Review Tulus – Biography Obscene

  • Label: Indie
  • Veröffentlicht: 2007
  • Spielart: Black Metal

Die Norweger TULUS sind also zurück, obwohl sie nie wirklich weg waren. „Evil 1999“, ein oft gerühmtes Album, erschien – unglaublich – 1999. Seitdem wurde es still um TULUS; kein Wunder, Sverre und Bergli widmeten sich fortan ihrem Projekt Khold. Dieses wiederum wurde 2005 nach dem vierten Album „Krek“ auf Eis gelegt und die beiden dachten sich wohl, die freie Zeit könne man nutzen, indem man TULUS wiedererweckt. Es handelt sich hier außerdem um das erste TULUS-Werk in englischer Sprache, was nun wirklich keinen Menschen ernsthaft überraschen dürfte (dass es in Englisch abgefasst ist). Übrigens sollen im Zuge von „Biography Obscene“ die alten Werke re-releast werden, was die Fans freuen und die Ebay-Gauner schrecken wird.

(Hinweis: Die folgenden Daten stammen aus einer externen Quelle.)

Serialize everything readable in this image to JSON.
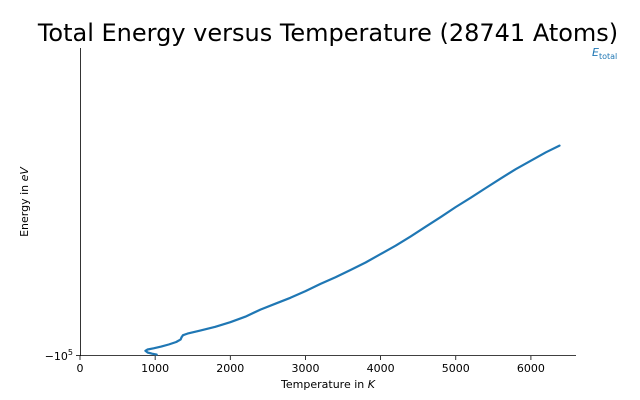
{
  "chart_data": {
    "type": "line",
    "title": "Total Energy versus Temperature (28741 Atoms)",
    "xlabel": "Temperature in K",
    "ylabel": "Energy in eV",
    "xlim": [
      0,
      6600
    ],
    "ylim": [
      -100000,
      -27000
    ],
    "x_ticks": [
      0,
      1000,
      2000,
      3000,
      4000,
      5000,
      6000
    ],
    "y_tick_label": "−10^5",
    "y_tick_value": -100000,
    "grid": false,
    "legend": "right-of-line-end",
    "series": [
      {
        "name": "E_total",
        "color": "#1f77b4",
        "points": [
          [
            1020,
            -99900
          ],
          [
            960,
            -99700
          ],
          [
            900,
            -99400
          ],
          [
            870,
            -99000
          ],
          [
            900,
            -98700
          ],
          [
            980,
            -98400
          ],
          [
            1080,
            -98000
          ],
          [
            1180,
            -97500
          ],
          [
            1280,
            -96900
          ],
          [
            1340,
            -96300
          ],
          [
            1350,
            -95800
          ],
          [
            1370,
            -95300
          ],
          [
            1430,
            -94900
          ],
          [
            1600,
            -94200
          ],
          [
            1800,
            -93300
          ],
          [
            2000,
            -92200
          ],
          [
            2200,
            -90900
          ],
          [
            2400,
            -89200
          ],
          [
            2600,
            -87800
          ],
          [
            2800,
            -86400
          ],
          [
            3000,
            -84800
          ],
          [
            3200,
            -83100
          ],
          [
            3400,
            -81500
          ],
          [
            3600,
            -79800
          ],
          [
            3800,
            -78000
          ],
          [
            4000,
            -76000
          ],
          [
            4200,
            -74000
          ],
          [
            4400,
            -71800
          ],
          [
            4600,
            -69500
          ],
          [
            4800,
            -67200
          ],
          [
            5000,
            -64800
          ],
          [
            5200,
            -62600
          ],
          [
            5400,
            -60300
          ],
          [
            5600,
            -58000
          ],
          [
            5800,
            -55800
          ],
          [
            6000,
            -53800
          ],
          [
            6200,
            -51800
          ],
          [
            6380,
            -50200
          ]
        ]
      }
    ]
  }
}
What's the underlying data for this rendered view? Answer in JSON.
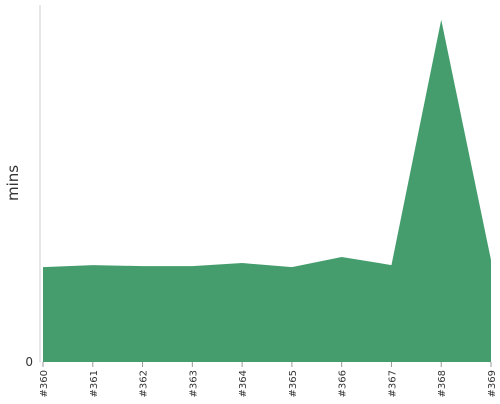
{
  "chart_data": {
    "type": "area",
    "y_label": "mins",
    "categories": [
      "#360",
      "#361",
      "#362",
      "#363",
      "#364",
      "#365",
      "#366",
      "#367",
      "#368",
      "#369"
    ],
    "values": [
      18.6,
      19.0,
      18.8,
      18.8,
      19.4,
      18.6,
      20.6,
      19.0,
      67.1,
      20.0
    ],
    "color": "#459d6e",
    "ylim": [
      0,
      70
    ],
    "yticks": [
      0
    ]
  }
}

Im Gegensatz zu Khold-Zeiten agiert man bei TULUS nicht so schleppend, arbeitet zudem mit einem Piano, Streichinstrumenten, Hornbläsern sowie weiblichem Gesang. Die Stücke sind allesamt recht kurz und knapp gehalten, 35 Minuten beträgt die Spielzeit von „Biography Obscene“, was letztlich auch ausreichend ist. Das Gefühl, irgendein Stück ist zu kurz ausgefallen, überkommt den Hörer nicht. Im Gegenteil; hier trifft die alte Weisheit „In der Kürze liegt die Würze“ zu. Man gibt sich überwiegend der schnellen, brachialen Spielweise hin, verschleppt das Tempo aber hier und da, was atmosphärische Momente erzeugt. Besonders in solchen Parts erfreut die Gitarre, da sie dann etwas mehr aufblüht. Doch nicht nur in solchen Augenblicken wird das Tempo gedrosselt: Wenn zum Beispiel das Piano ertönt, verstummen zugleich alle anderen Instrumente und bieten dem Piano genügend Freiraum, welchen jenes gefühlvoll zu nutzen weiß. Auch wenn die für Black Metal nicht so häufig verwendeten Instrumente anfänglich leicht bizarr anmuten, im Endeffekt gefallen sie. Im Titellied wirkt das Horn schon leicht amüsant, es klingt nach einer Art Show-Ankündigung. Der weibliche Gesang hingegen ist nur unterstützender Natur und trägt eigentlich gar nichts bei, außer hier und da negativ aufzufallen, da die weibliche Stimme nur hintergründig agiert und – um Gehör zu finden – offensichtlich liebe Mühe hat, sich verständlich zu machen. Ganz besonders deutlich wird dieser Umstand im schon genannten Titeltrack.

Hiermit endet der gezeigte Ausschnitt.